Nyaris serupa dengan Allison, Hudson menyebut model yang pertama  sebagai dinamika kelompok kecil yang terdiri dari sepuluh hingga lima belas orang. Berdasarkan pernyataan Hermann (1978), elemen-elemen dalam struktur kelompok kecil tersebut—seperti distribusi kekuasaan dan tipe peran masing-masing anggota—akan memiliki konsekuensi yang sangat penting bagi kelangsungan proses kelompok, sehingga mungkin saja dapat menimbulkan percabangan dalam menentukan pilihan-pilihan bagi kebijakan luar negeri. Perbedaan distribusi kekuasaan antara kelompok dengan pemimpin yang memiliki kekuasaan penuh dan kelompok dengan pemimpin yang secara sukarela mendistribusikan kekuasaannya, misalnya, akan memiliki proses dan hasil akhir yang berbeda antara satu sama lain. Contoh dari kelompok kecil yang cukup populer adalah kelompok neokonservatif dari AS yang juga dijuluki sebagai The Hawkish.

Dalam penelitian mengenai proses pembuatan kebijakan luar negeri, Irving Janis memberikan terobosan dengan penelitian yang terfokus kepada disfungsi kelompok kecil di bidang kebijakan luar negeri. Disfungsi kelompok kecil yang disebut oleh Janis sebagai groupthink memiliki tingkat stress dan tingkat taruhan yang sangat tinggi. Mereka cenderung ambigu, tidak pasti, bersifat rahasia dan sangat beresiko. Dalam menghadapi situasi yang kompleks, mereka bertindak berdasarkan respon emosional yang sangat kuat karena adanya ketakutan-ketakutan tertentu (Janis dalam Hudson, 2007). Oleh karena itu, groupthink sebenarnya bukan merupakan manipulasi secara sadar yang dilakukan pemimpin kepada anggota kelompoknya, sebaliknya groupthink lebih merupakan reaksi tidak sadar terhadap dinamika sosial yang sedang berlangsung.

Hart di lain pihak berargumen bahwa groupthink dapat terjadi karena faktor selain yang dijelaskan oleh Janis. Contohnya adalah ancaman yang sangat besar yang diberikan oleh pemimpin kelompok terhadap anggotanya. Hart menggunakan contoh dari Jerrold Post yang menggunakan anekdot tentang Saddam Hussein yang membunuh anggota kelompoknya karena dianggap memberikan saran yang ’tidak layak’.

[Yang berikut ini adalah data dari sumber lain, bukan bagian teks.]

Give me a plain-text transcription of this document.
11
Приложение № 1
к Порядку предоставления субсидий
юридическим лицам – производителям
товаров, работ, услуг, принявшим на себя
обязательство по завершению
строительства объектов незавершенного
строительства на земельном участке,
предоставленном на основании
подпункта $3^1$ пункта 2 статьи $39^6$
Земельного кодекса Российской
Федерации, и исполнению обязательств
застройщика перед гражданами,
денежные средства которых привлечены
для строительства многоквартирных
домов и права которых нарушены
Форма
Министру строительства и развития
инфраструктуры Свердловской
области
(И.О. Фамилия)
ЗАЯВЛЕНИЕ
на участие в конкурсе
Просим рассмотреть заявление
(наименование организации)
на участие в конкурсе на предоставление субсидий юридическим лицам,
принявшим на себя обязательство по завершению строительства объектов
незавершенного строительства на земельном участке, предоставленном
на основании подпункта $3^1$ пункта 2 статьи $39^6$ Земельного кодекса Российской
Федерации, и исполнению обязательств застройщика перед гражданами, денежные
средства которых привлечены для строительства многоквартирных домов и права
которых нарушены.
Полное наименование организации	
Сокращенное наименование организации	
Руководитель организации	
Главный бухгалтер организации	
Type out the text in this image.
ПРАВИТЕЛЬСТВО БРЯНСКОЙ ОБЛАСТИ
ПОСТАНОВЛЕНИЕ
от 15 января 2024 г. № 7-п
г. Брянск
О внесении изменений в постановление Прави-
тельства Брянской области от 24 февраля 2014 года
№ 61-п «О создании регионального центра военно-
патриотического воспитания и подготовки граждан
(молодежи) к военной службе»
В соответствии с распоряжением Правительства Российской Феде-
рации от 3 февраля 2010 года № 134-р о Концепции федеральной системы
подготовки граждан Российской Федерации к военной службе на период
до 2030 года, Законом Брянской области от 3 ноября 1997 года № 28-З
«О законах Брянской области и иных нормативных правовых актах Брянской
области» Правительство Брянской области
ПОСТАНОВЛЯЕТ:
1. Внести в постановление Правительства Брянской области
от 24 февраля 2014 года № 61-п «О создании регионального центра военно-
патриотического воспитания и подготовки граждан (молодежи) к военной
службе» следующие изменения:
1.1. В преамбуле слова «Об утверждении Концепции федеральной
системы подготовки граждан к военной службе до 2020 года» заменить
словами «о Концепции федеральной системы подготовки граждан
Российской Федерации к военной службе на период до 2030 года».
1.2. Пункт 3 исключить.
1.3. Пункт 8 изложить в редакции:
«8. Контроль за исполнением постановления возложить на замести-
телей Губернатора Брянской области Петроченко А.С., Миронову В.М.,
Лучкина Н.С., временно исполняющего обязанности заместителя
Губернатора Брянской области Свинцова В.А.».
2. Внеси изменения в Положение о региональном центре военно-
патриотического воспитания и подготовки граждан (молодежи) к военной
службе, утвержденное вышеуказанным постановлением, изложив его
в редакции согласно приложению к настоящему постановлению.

Model yang kedua yaitu proses organisasional merupakan analisis kebijakan luar negeri melalui organisasi-organisasi nasional yang berbeda seperti Kementerian Luar Negeri, Angkatan Darat, Angkatan Laut, dan sejenisnya. Tidak dapat dipungkiri bahwa sebagian besar keputusan kebijakan luar negeri diimplementasikan melalui organisasi-organisasi eksekutif seperti departemen-departemen dan agensi-agensi. Pemerintah sendiri juga memiliki kecenderungan untuk merasa dan bertindak melalui organisasi. Hal ini menunjukkan bahwa pemerintah sebenarnya bukan merupakan aktor rasional yang uniter.

Allison memberikan kritikan terhadap model yang kedua ini. Masing-masing organisasi tersebut bertindak melalui standar kapabilitas serta kebiasaan yang berbeda antara satu sama lain sehingga membatasi pilihan-pilihan yang memungkinkan bagi presiden maupun para penasihatnya. Dalam hal ini, kepentingan nasional berupa output dari intra-organisasional dengan beberapa perspektif berbeda sehingga cenderung mengacaukan analisis rasional kebijakan luar negeri itu sendiri.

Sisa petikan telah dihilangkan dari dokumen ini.